I’m having a problem with JCufft when performing a 3D Complex to real transformation using a large amount of data.
the code works fine for data of 256 x 256 x 256 but fails with “CUFFT_Exec_Failed” error when using data of 512 x 512 x 512.
here is the code:
Pointer imgp = new Pointer();
Pointer outp = new Pointer();
Pointer img2 = new Pointer();
int sizeFloat = x * y * z;
int sizeComplex = x * y * ((z/2) + 1);
float[] img = imf.brakeDownToFloat(ims).getArray(); // transforme a 3D img to a suitable 1D
float[] imgr = new float[x*y*z];
int r = cudaMalloc(imgp,sizeFloat * Sizeof.FLOAT);
IJ.log("alloc img: " + cufftResult.stringFor(r));
r = cudaMalloc(outp, 2 * sizeComplex * Sizeof.FLOAT);
r = cudaMalloc(img2, sizeFloat * Sizeof.FLOAT);
r = cudaMemcpy(imgp, Pointer.to(img),(sizeFloat * Sizeof.FLOAT) , cudaMemcpyHostToDevice);
cufftHandle plan = new cufftHandle();
r = JCufft.cufftPlan3d(plan,x, y, z, cufftType.CUFFT_R2C);
r = JCufft.cufftExecR2C(plan, imgp, outp);
r = JCufft.cufftPlan3d(plan, x, y, z, cufftType.CUFFT_C2R);
r = JCufft.cufftExecC2R(plan, outp, img2);
IJ.log("backward : " + cufftResult.stringFor(r)); // ERROR CUFFT_EXEC_FAILED (only on large data)

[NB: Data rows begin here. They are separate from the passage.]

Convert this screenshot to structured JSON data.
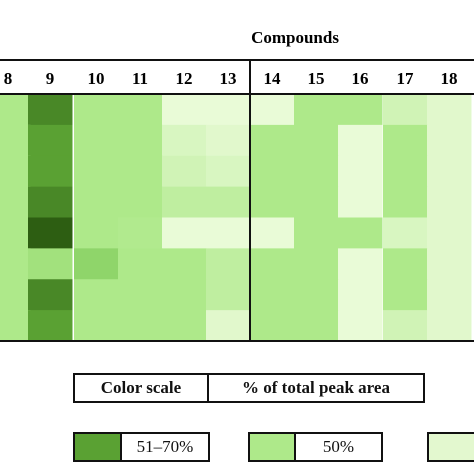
{
  "chart_data": {
    "type": "heatmap",
    "title": "Compounds",
    "x_categories": [
      "8",
      "9",
      "10",
      "11",
      "12",
      "13",
      "14",
      "15",
      "16",
      "17",
      "18"
    ],
    "rows": 8,
    "grid": false,
    "values": [
      [
        50,
        65,
        50,
        50,
        15,
        15,
        15,
        50,
        50,
        30,
        20
      ],
      [
        50,
        62,
        50,
        50,
        25,
        20,
        50,
        50,
        15,
        50,
        20
      ],
      [
        50,
        62,
        50,
        50,
        30,
        25,
        50,
        50,
        15,
        50,
        20
      ],
      [
        50,
        65,
        50,
        50,
        40,
        40,
        50,
        50,
        15,
        50,
        20
      ],
      [
        50,
        70,
        50,
        48,
        15,
        15,
        15,
        50,
        50,
        25,
        20
      ],
      [
        50,
        52,
        55,
        50,
        50,
        40,
        50,
        50,
        15,
        50,
        20
      ],
      [
        50,
        65,
        50,
        50,
        50,
        40,
        50,
        50,
        15,
        50,
        20
      ],
      [
        50,
        62,
        50,
        50,
        50,
        20,
        50,
        50,
        15,
        30,
        20
      ]
    ],
    "colors": {
      "scale_51_70": "#5aa133",
      "scale_50": "#aee98a",
      "low_light": "#e9fbd7",
      "dark_max": "#2d5e12",
      "line": "#111111"
    }
  },
  "legend": {
    "header_left": "Color scale",
    "header_right": "% of total peak area",
    "items": [
      {
        "label": "51–70%",
        "color": "#5aa133"
      },
      {
        "label": "50%",
        "color": "#aee98a"
      },
      {
        "label": "",
        "color": "#e3f8cf"
      }
    ]
  }
}
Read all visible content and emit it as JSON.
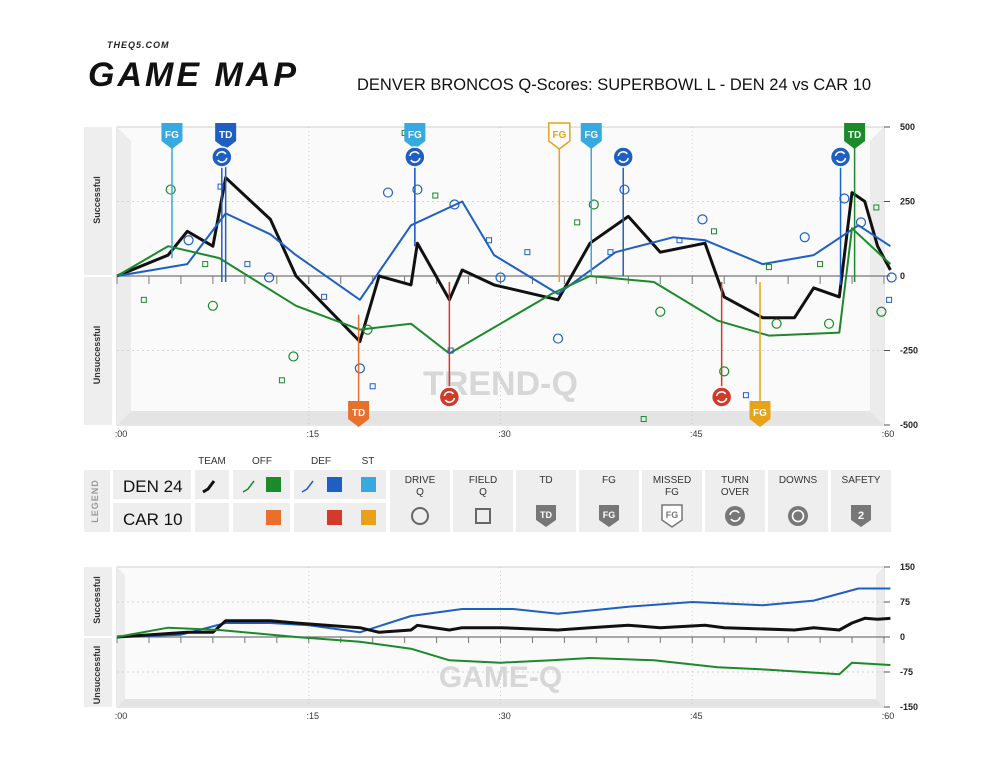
{
  "header": {
    "brand_small": "THEQ5.COM",
    "brand_big": "GAME MAP",
    "title": "DENVER BRONCOS Q-Scores: SUPERBOWL L - DEN 24 vs CAR 10"
  },
  "colors": {
    "team": "#111111",
    "off_den": "#1a8a2a",
    "def_den": "#1f5fc4",
    "st_den": "#35a9e0",
    "off_car": "#e8702a",
    "def_car": "#d23a2a",
    "st_car": "#e8a21a"
  },
  "chart_data": [
    {
      "type": "line",
      "name": "trend-q",
      "watermark": "TREND-Q",
      "ylabel_top": "Successful",
      "ylabel_bottom": "Unsuccessful",
      "ylim": [
        -500,
        500
      ],
      "yticks": [
        500,
        250,
        0,
        -250,
        -500
      ],
      "xlim": [
        0,
        60
      ],
      "xtick_labels": [
        ":00",
        ":15",
        ":30",
        ":45",
        ":60"
      ],
      "xticks": [
        0,
        15,
        30,
        45,
        60
      ],
      "series": [
        {
          "key": "team",
          "color": "#111111",
          "width": 3,
          "points": [
            [
              0,
              0
            ],
            [
              4,
              70
            ],
            [
              5.5,
              150
            ],
            [
              7.5,
              100
            ],
            [
              8.5,
              330
            ],
            [
              12,
              190
            ],
            [
              14,
              0
            ],
            [
              19,
              -220
            ],
            [
              20.5,
              0
            ],
            [
              23,
              -30
            ],
            [
              23.5,
              110
            ],
            [
              26,
              -80
            ],
            [
              27,
              20
            ],
            [
              29.5,
              -30
            ],
            [
              34.5,
              -80
            ],
            [
              37,
              110
            ],
            [
              40,
              200
            ],
            [
              42.5,
              80
            ],
            [
              46,
              110
            ],
            [
              47.5,
              -70
            ],
            [
              50.5,
              -140
            ],
            [
              53,
              -140
            ],
            [
              54.5,
              -40
            ],
            [
              56.5,
              -70
            ],
            [
              57.5,
              280
            ],
            [
              58.5,
              250
            ],
            [
              59.5,
              100
            ],
            [
              60.5,
              20
            ]
          ]
        },
        {
          "key": "def",
          "color": "#1f5fc4",
          "width": 2,
          "points": [
            [
              0,
              0
            ],
            [
              5.5,
              40
            ],
            [
              8.5,
              210
            ],
            [
              12,
              140
            ],
            [
              14,
              70
            ],
            [
              19,
              -80
            ],
            [
              23,
              170
            ],
            [
              27,
              250
            ],
            [
              29.5,
              70
            ],
            [
              34.5,
              -60
            ],
            [
              39,
              80
            ],
            [
              43.5,
              130
            ],
            [
              46,
              120
            ],
            [
              50.5,
              40
            ],
            [
              54.5,
              70
            ],
            [
              58,
              170
            ],
            [
              60.5,
              100
            ]
          ]
        },
        {
          "key": "off",
          "color": "#1a8a2a",
          "width": 2,
          "points": [
            [
              0,
              0
            ],
            [
              4,
              100
            ],
            [
              8,
              60
            ],
            [
              14,
              -100
            ],
            [
              19,
              -180
            ],
            [
              23,
              -160
            ],
            [
              26,
              -260
            ],
            [
              34,
              -60
            ],
            [
              37,
              0
            ],
            [
              42,
              -20
            ],
            [
              47,
              -150
            ],
            [
              51,
              -200
            ],
            [
              56.5,
              -190
            ],
            [
              57.5,
              160
            ],
            [
              60.5,
              40
            ]
          ]
        }
      ],
      "drive_markers": [
        {
          "x": 4.2,
          "y": 290,
          "t": "off"
        },
        {
          "x": 5.6,
          "y": 120,
          "t": "def"
        },
        {
          "x": 7.5,
          "y": -100,
          "t": "off"
        },
        {
          "x": 11.9,
          "y": -5,
          "t": "def"
        },
        {
          "x": 13.8,
          "y": -270,
          "t": "off"
        },
        {
          "x": 19.0,
          "y": -310,
          "t": "def"
        },
        {
          "x": 19.6,
          "y": -180,
          "t": "off"
        },
        {
          "x": 21.2,
          "y": 280,
          "t": "def"
        },
        {
          "x": 23.5,
          "y": 290,
          "t": "def"
        },
        {
          "x": 26.4,
          "y": 240,
          "t": "def"
        },
        {
          "x": 30.0,
          "y": -5,
          "t": "def"
        },
        {
          "x": 34.5,
          "y": -210,
          "t": "def"
        },
        {
          "x": 37.3,
          "y": 240,
          "t": "off"
        },
        {
          "x": 39.7,
          "y": 290,
          "t": "def"
        },
        {
          "x": 42.5,
          "y": -120,
          "t": "off"
        },
        {
          "x": 45.8,
          "y": 190,
          "t": "def"
        },
        {
          "x": 47.5,
          "y": -320,
          "t": "off"
        },
        {
          "x": 51.6,
          "y": -160,
          "t": "off"
        },
        {
          "x": 53.8,
          "y": 130,
          "t": "def"
        },
        {
          "x": 55.7,
          "y": -160,
          "t": "off"
        },
        {
          "x": 56.9,
          "y": 260,
          "t": "def"
        },
        {
          "x": 58.2,
          "y": 180,
          "t": "def"
        },
        {
          "x": 59.8,
          "y": -120,
          "t": "off"
        },
        {
          "x": 60.6,
          "y": -5,
          "t": "def"
        }
      ],
      "field_markers": [
        {
          "x": 2.1,
          "y": -80,
          "t": "off"
        },
        {
          "x": 6.9,
          "y": 40,
          "t": "off"
        },
        {
          "x": 8.1,
          "y": 300,
          "t": "def"
        },
        {
          "x": 10.2,
          "y": 40,
          "t": "def"
        },
        {
          "x": 12.9,
          "y": -350,
          "t": "off"
        },
        {
          "x": 16.2,
          "y": -70,
          "t": "def"
        },
        {
          "x": 20.0,
          "y": -370,
          "t": "def"
        },
        {
          "x": 22.5,
          "y": 480,
          "t": "off"
        },
        {
          "x": 24.9,
          "y": 270,
          "t": "off"
        },
        {
          "x": 26.1,
          "y": -250,
          "t": "def"
        },
        {
          "x": 29.1,
          "y": 120,
          "t": "def"
        },
        {
          "x": 32.1,
          "y": 80,
          "t": "def"
        },
        {
          "x": 36.0,
          "y": 180,
          "t": "off"
        },
        {
          "x": 38.6,
          "y": 80,
          "t": "def"
        },
        {
          "x": 41.2,
          "y": -480,
          "t": "off"
        },
        {
          "x": 44.0,
          "y": 120,
          "t": "def"
        },
        {
          "x": 46.7,
          "y": 150,
          "t": "off"
        },
        {
          "x": 49.2,
          "y": -400,
          "t": "def"
        },
        {
          "x": 51.0,
          "y": 30,
          "t": "off"
        },
        {
          "x": 55.0,
          "y": 40,
          "t": "off"
        },
        {
          "x": 59.4,
          "y": 230,
          "t": "off"
        },
        {
          "x": 60.4,
          "y": -80,
          "t": "def"
        }
      ],
      "events": [
        {
          "x": 4.3,
          "kind": "FG",
          "side": "top",
          "color": "#35a9e0",
          "y0": 60
        },
        {
          "x": 8.5,
          "kind": "TD",
          "side": "top",
          "color": "#1f5fc4",
          "y0": -20
        },
        {
          "x": 8.2,
          "kind": "TO",
          "side": "top",
          "color": "#1f5fc4",
          "y0": -20,
          "level": 1
        },
        {
          "x": 23.3,
          "kind": "FG",
          "side": "top",
          "color": "#35a9e0",
          "y0": 100
        },
        {
          "x": 23.3,
          "kind": "TO",
          "side": "top",
          "color": "#1f5fc4",
          "y0": 100,
          "level": 1
        },
        {
          "x": 34.6,
          "kind": "FG",
          "side": "top",
          "color": "#e8a21a",
          "y0": -20,
          "outline": true
        },
        {
          "x": 37.1,
          "kind": "FG",
          "side": "top",
          "color": "#35a9e0",
          "y0": 0
        },
        {
          "x": 39.6,
          "kind": "TO",
          "side": "top",
          "color": "#1f5fc4",
          "y0": 0,
          "level": 1
        },
        {
          "x": 56.6,
          "kind": "TO",
          "side": "top",
          "color": "#1f5fc4",
          "y0": -30,
          "level": 1
        },
        {
          "x": 57.7,
          "kind": "TD",
          "side": "top",
          "color": "#1a8a2a",
          "y0": -20
        },
        {
          "x": 18.9,
          "kind": "TD",
          "side": "bottom",
          "color": "#e8702a",
          "y0": -130
        },
        {
          "x": 26.0,
          "kind": "TO",
          "side": "bottom",
          "color": "#d23a2a",
          "y0": -20
        },
        {
          "x": 47.3,
          "kind": "TO",
          "side": "bottom",
          "color": "#d23a2a",
          "y0": -20
        },
        {
          "x": 50.3,
          "kind": "FG",
          "side": "bottom",
          "color": "#e8a21a",
          "y0": -20
        }
      ]
    },
    {
      "type": "line",
      "name": "game-q",
      "watermark": "GAME-Q",
      "ylabel_top": "Successful",
      "ylabel_bottom": "Unsuccessful",
      "ylim": [
        -150,
        150
      ],
      "yticks": [
        150,
        75,
        0,
        -75,
        -150
      ],
      "xlim": [
        0,
        60
      ],
      "xtick_labels": [
        ":00",
        ":15",
        ":30",
        ":45",
        ":60"
      ],
      "xticks": [
        0,
        15,
        30,
        45,
        60
      ],
      "series": [
        {
          "key": "def",
          "color": "#1f5fc4",
          "width": 2,
          "points": [
            [
              0,
              0
            ],
            [
              5,
              5
            ],
            [
              8.5,
              30
            ],
            [
              12,
              30
            ],
            [
              15,
              25
            ],
            [
              19,
              10
            ],
            [
              23,
              45
            ],
            [
              27,
              60
            ],
            [
              31,
              60
            ],
            [
              34.5,
              50
            ],
            [
              40,
              65
            ],
            [
              45,
              75
            ],
            [
              50.5,
              68
            ],
            [
              54.5,
              78
            ],
            [
              58,
              104
            ],
            [
              60.5,
              104
            ]
          ]
        },
        {
          "key": "team",
          "color": "#111111",
          "width": 3,
          "points": [
            [
              0,
              0
            ],
            [
              5.5,
              10
            ],
            [
              7.5,
              10
            ],
            [
              8.5,
              35
            ],
            [
              12,
              35
            ],
            [
              14,
              30
            ],
            [
              19,
              20
            ],
            [
              20.5,
              10
            ],
            [
              23,
              15
            ],
            [
              23.5,
              25
            ],
            [
              26,
              15
            ],
            [
              27,
              20
            ],
            [
              30,
              20
            ],
            [
              34.5,
              15
            ],
            [
              37,
              20
            ],
            [
              40,
              25
            ],
            [
              42.5,
              20
            ],
            [
              46,
              25
            ],
            [
              47.5,
              20
            ],
            [
              53,
              15
            ],
            [
              54.5,
              20
            ],
            [
              56.5,
              15
            ],
            [
              57.5,
              30
            ],
            [
              58.5,
              40
            ],
            [
              59.5,
              38
            ],
            [
              60.5,
              40
            ]
          ]
        },
        {
          "key": "off",
          "color": "#1a8a2a",
          "width": 2,
          "points": [
            [
              0,
              0
            ],
            [
              4,
              20
            ],
            [
              8,
              15
            ],
            [
              14,
              0
            ],
            [
              19,
              -10
            ],
            [
              23,
              -25
            ],
            [
              26,
              -50
            ],
            [
              30,
              -55
            ],
            [
              34,
              -50
            ],
            [
              37,
              -45
            ],
            [
              42,
              -50
            ],
            [
              47,
              -65
            ],
            [
              51,
              -70
            ],
            [
              56.5,
              -80
            ],
            [
              57.5,
              -55
            ],
            [
              60.5,
              -60
            ]
          ]
        }
      ]
    }
  ],
  "legend": {
    "label": "LEGEND",
    "col_team": "TEAM",
    "col_off": "OFF",
    "col_def": "DEF",
    "col_st": "ST",
    "row1": "DEN 24",
    "row2": "CAR 10",
    "items": [
      {
        "label1": "DRIVE",
        "label2": "Q",
        "icon": "circle-icon"
      },
      {
        "label1": "FIELD",
        "label2": "Q",
        "icon": "square-icon"
      },
      {
        "label1": "TD",
        "label2": "",
        "icon": "td-shield-icon",
        "badge": "TD"
      },
      {
        "label1": "FG",
        "label2": "",
        "icon": "fg-shield-icon",
        "badge": "FG"
      },
      {
        "label1": "MISSED",
        "label2": "FG",
        "icon": "missed-fg-icon",
        "badge": "FG"
      },
      {
        "label1": "TURN",
        "label2": "OVER",
        "icon": "turnover-icon"
      },
      {
        "label1": "DOWNS",
        "label2": "",
        "icon": "downs-icon"
      },
      {
        "label1": "SAFETY",
        "label2": "",
        "icon": "safety-icon",
        "badge": "2"
      }
    ]
  }
}
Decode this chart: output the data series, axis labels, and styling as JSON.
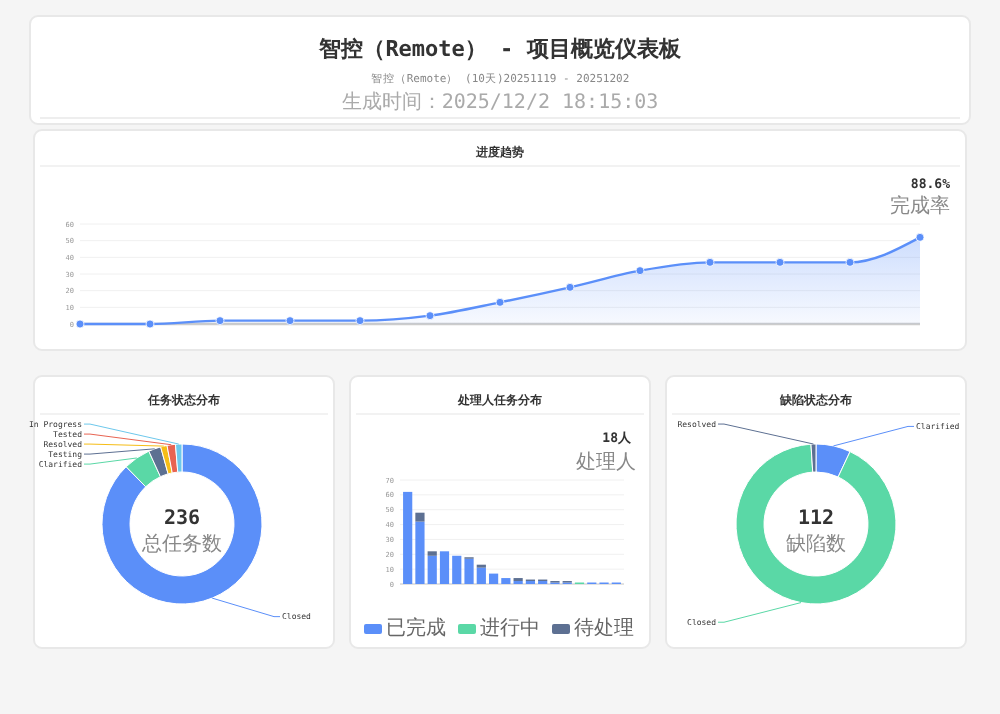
{
  "chart_data": [
    {
      "type": "other",
      "title": "智控（Remote） - 项目概览仪表板",
      "subtitle": "智控（Remote） (10天)20251119 - 20251202",
      "annotations": [
        "生成时间：2025/12/2 18:15:03"
      ]
    },
    {
      "type": "area",
      "title": "进度趋势",
      "categories": [
        null,
        null,
        null,
        null,
        null,
        null,
        null,
        null,
        null,
        null,
        null,
        null,
        null
      ],
      "series": [
        {
          "color": "#5b8ff9",
          "values": [
            0,
            0,
            2,
            2,
            2,
            5,
            13,
            22,
            32,
            37,
            37,
            37,
            52
          ]
        }
      ],
      "ylim": [
        0,
        60
      ],
      "yticks": [
        0,
        10,
        20,
        30,
        40,
        50,
        60
      ],
      "grid": "y",
      "marker": "circle",
      "annotations": [
        "88.6%",
        "完成率"
      ]
    },
    {
      "type": "donut",
      "title": "任务状态分布",
      "categories": [
        "Closed",
        "Clarified",
        "Testing",
        "Resolved",
        "Tested",
        "In Progress"
      ],
      "values": [
        87.7,
        5.5,
        2.5,
        1.3,
        1.7,
        1.3
      ],
      "colors": [
        "#5b8ff9",
        "#5ad8a6",
        "#5d7092",
        "#f6bd16",
        "#e86452",
        "#6dc8ec"
      ],
      "annotations": [
        "236",
        "总任务数"
      ]
    },
    {
      "type": "bar",
      "title": "处理人任务分布",
      "stacked": true,
      "categories": [
        null,
        null,
        null,
        null,
        null,
        null,
        null,
        null,
        null,
        null,
        null,
        null,
        null,
        null,
        null,
        null,
        null,
        null
      ],
      "series": [
        {
          "name": "已完成",
          "color": "#5b8ff9",
          "values": [
            62,
            42,
            19,
            22,
            19,
            17,
            11,
            7,
            4,
            2,
            2,
            2,
            1,
            1,
            0,
            1,
            1,
            1
          ]
        },
        {
          "name": "进行中",
          "color": "#5ad8a6",
          "values": [
            0,
            0,
            0,
            0,
            0,
            0,
            0,
            0,
            0,
            0,
            0,
            0,
            0,
            0,
            1,
            0,
            0,
            0
          ]
        },
        {
          "name": "待处理",
          "color": "#5d7092",
          "values": [
            0,
            6,
            3,
            0,
            0,
            1,
            2,
            0,
            0,
            2,
            1,
            1,
            1,
            1,
            0,
            0,
            0,
            0
          ]
        }
      ],
      "ylim": [
        0,
        70
      ],
      "yticks": [
        0,
        10,
        20,
        30,
        40,
        50,
        60,
        70
      ],
      "grid": "y",
      "legend": "bottom",
      "annotations": [
        "18人",
        "处理人"
      ]
    },
    {
      "type": "donut",
      "title": "缺陷状态分布",
      "categories": [
        "Clarified",
        "Closed",
        "Resolved"
      ],
      "values": [
        7,
        92,
        1
      ],
      "colors": [
        "#5b8ff9",
        "#5ad8a6",
        "#5d7092"
      ],
      "annotations": [
        "112",
        "缺陷数"
      ]
    }
  ]
}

r = cudaMemcpy(Pointer.to(imgr),img2,(sizeFloat * Sizeof.FLOAT),cudaMemcpyDeviceToHost);
IJ.log("copy back: " + JCuda.cudaGetErrorString(r));
...
thank you for your help. PS i use Tesla GPU and CUDA 4.0
Hello
CUFFT has a size limit for the transforms. The CUFFT documentation says…
This version of the CUFFT library supports the following features:
…
- Transform sizes up to 64 million elements in single precision and up to 128 million elements in double precision in any dimension, limited by the available GPU memory
And 512512512 exceeds this limit. Depending on wheter „elements“ in this case means „float elements“ or really the size of the transform, a size of 512512256 or 512256256 should work.
bye
Marco
thank you Marco13 for your reply
but i did not quite understood why the forward FFT (R2C) passes for the same size (512x512x512) but not the (C2R).
Admittedly, I’m also not sure. I assume that the “number of elements” that are supported according to the documentation really refers to the specified size of the transform (and not to the number of ‘float elements’). So the size you are working with is close to the limits which are officially supported, and maybe larger than the limits - and the fact that seems to be working in one direction might be a an “implementation detail”.
In any case, I assume that this is not an issue of JCufft, but the behavior is only determined by CUFFT itself. If there are any doubts, I can try to confirm this by trying the same program in plain CUFFT. This could also help to make sure that it is not solely a memory issue: You are creating and executing a plan, and then re-using the same handle to create and execute a new one:
r = JCufft.cufftPlan3d(plan,x, y, z, cufftType.CUFFT_R2C);
r = JCufft.cufftExecR2C(plan, imgp, outp);
r = JCufft.cufftDestroy(plan); // Don't forget to destroy the plan!
r = JCufft.cufftPlan3d(plan, x, y, z, cufftType.CUFFT_C2R);
IJ.log("Result of creating the plan : " + cufftResult.stringFor(r));
r = JCufft.cufftExecC2R(plan, outp, img2);
IJ.log("backward : " + cufftResult.stringFor(r));
Destroying the plan might allow CUFFT to free some memory that has been allocated internally, when the plan was created. But if this also does not help, I’m afraid that I can not give a more profound answer to this at the moment. Maybe the people at the NVIDIA forum have more information about this. I checked the documentation and the release notes again, but did not find any further hints…